La proliferación de contenidos sin evidencia convierte a la salud en un “mercado de narrativas” donde la verosimilitud a veces suena más convincente que la verdad. Esa saturación narrativa o infoxicación confunde, ordena mal las prioridades y condiciona la percepción del paciente incluso antes de escuchar al profesional.
El uso indiscriminado de la IA también es peligroso
Además la IA acelera aún más el fenómeno del diagnóstico digital porque ya no entrega datos aislados, sino explicaciones completas que las personas interpretan como fiables, aunque no muestren su nivel real de evidencia. Ese ruido desafía la capacidad clínica para discriminar evidencia sólida de interpretaciones engañosas.

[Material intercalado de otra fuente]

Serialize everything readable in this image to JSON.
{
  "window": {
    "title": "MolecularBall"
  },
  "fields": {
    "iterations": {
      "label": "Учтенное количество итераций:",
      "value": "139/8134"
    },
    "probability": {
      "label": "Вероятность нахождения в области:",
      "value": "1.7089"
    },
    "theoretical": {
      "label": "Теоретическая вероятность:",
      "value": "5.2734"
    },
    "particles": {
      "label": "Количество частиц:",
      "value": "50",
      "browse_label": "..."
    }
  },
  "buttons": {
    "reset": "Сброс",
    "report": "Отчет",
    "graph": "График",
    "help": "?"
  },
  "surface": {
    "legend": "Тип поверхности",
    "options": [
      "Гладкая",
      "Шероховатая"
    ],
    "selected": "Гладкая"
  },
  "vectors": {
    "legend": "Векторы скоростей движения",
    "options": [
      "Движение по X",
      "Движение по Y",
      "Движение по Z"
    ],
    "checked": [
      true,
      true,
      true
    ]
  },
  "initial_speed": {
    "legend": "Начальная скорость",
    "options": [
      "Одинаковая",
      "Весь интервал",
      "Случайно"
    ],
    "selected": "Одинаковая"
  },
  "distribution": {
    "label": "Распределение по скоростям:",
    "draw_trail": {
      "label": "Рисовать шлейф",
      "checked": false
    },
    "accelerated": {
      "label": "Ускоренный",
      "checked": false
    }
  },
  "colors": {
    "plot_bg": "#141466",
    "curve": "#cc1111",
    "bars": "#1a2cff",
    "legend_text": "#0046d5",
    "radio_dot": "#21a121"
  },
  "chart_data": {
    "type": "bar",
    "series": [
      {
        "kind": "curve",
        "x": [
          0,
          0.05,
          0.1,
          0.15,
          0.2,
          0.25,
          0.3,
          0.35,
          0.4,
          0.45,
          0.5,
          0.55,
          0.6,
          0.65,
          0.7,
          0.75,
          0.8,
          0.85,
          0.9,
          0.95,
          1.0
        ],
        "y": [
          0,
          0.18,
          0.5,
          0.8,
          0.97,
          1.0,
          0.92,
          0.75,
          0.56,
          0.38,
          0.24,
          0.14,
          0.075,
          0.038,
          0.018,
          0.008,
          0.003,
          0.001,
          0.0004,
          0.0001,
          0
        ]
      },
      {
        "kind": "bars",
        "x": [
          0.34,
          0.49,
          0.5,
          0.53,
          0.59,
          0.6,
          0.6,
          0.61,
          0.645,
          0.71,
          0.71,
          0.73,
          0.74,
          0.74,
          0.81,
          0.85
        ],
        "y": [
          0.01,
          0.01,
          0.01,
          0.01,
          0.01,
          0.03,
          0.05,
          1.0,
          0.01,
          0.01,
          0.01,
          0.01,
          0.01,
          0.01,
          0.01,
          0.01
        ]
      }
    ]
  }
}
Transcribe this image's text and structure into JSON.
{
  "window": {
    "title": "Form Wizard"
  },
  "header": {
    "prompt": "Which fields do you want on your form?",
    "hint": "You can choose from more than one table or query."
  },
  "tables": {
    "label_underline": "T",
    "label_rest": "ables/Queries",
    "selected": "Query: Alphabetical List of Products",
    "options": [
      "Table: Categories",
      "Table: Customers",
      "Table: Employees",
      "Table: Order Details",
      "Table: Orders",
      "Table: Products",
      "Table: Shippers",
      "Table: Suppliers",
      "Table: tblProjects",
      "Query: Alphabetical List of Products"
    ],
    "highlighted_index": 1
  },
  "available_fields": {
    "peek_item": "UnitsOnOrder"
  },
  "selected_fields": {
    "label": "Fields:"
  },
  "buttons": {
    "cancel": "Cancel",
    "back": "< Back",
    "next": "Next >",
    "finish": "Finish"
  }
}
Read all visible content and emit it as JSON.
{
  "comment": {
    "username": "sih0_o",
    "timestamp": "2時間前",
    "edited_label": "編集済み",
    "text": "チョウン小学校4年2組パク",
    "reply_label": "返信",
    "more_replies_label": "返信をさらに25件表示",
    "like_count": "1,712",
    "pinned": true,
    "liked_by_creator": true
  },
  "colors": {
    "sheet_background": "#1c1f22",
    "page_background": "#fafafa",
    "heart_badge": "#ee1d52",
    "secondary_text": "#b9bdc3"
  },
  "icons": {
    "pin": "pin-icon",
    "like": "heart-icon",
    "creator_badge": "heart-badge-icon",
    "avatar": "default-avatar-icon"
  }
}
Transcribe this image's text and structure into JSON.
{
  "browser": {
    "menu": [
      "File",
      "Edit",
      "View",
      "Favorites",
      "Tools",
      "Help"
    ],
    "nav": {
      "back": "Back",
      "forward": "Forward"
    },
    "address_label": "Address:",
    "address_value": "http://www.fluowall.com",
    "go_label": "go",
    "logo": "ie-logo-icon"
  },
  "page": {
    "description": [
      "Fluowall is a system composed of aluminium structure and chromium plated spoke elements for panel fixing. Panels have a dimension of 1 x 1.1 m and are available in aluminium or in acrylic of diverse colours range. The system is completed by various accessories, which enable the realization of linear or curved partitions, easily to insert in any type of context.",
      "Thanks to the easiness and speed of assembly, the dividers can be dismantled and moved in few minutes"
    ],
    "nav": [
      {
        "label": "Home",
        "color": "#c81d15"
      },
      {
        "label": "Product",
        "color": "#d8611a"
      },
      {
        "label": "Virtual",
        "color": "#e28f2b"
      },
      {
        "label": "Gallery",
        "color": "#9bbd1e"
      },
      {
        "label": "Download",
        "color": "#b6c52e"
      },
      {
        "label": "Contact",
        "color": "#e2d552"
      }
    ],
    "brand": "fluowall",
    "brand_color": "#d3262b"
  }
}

Para Crosio, la clave está en entender que el problema no es la tecnología, sino la desconexión humana: “Cuando el sistema no puede ofrecer tiempo, alguien más ocupa ese espacio. El paciente busca respuestas donde la medicina no llega”. En ese vacío surge el marketing emocional que domina redes con influencers, donde la promesa rápida y la narrativa aspiracional pesan más que la ciencia. La ansiedad digital convierte esas voces en guías percibidas como cercanas, aunque no cuenten con respaldo clínico.
La respuesta terapéutica del futuro no será solo técnica: será vincular. Recuperar presencia, estar ahí, escuchar y explorar mejora las decisiones, reduce la ansiedad y fortalece la adherencia para combatir el diagnóstico digital.
“El conocimiento científico es indispensable, pero sin confianza no alcanza. La próxima transformación será colectiva: la medicina recuperará su autoridad cuando recupere cercanía”.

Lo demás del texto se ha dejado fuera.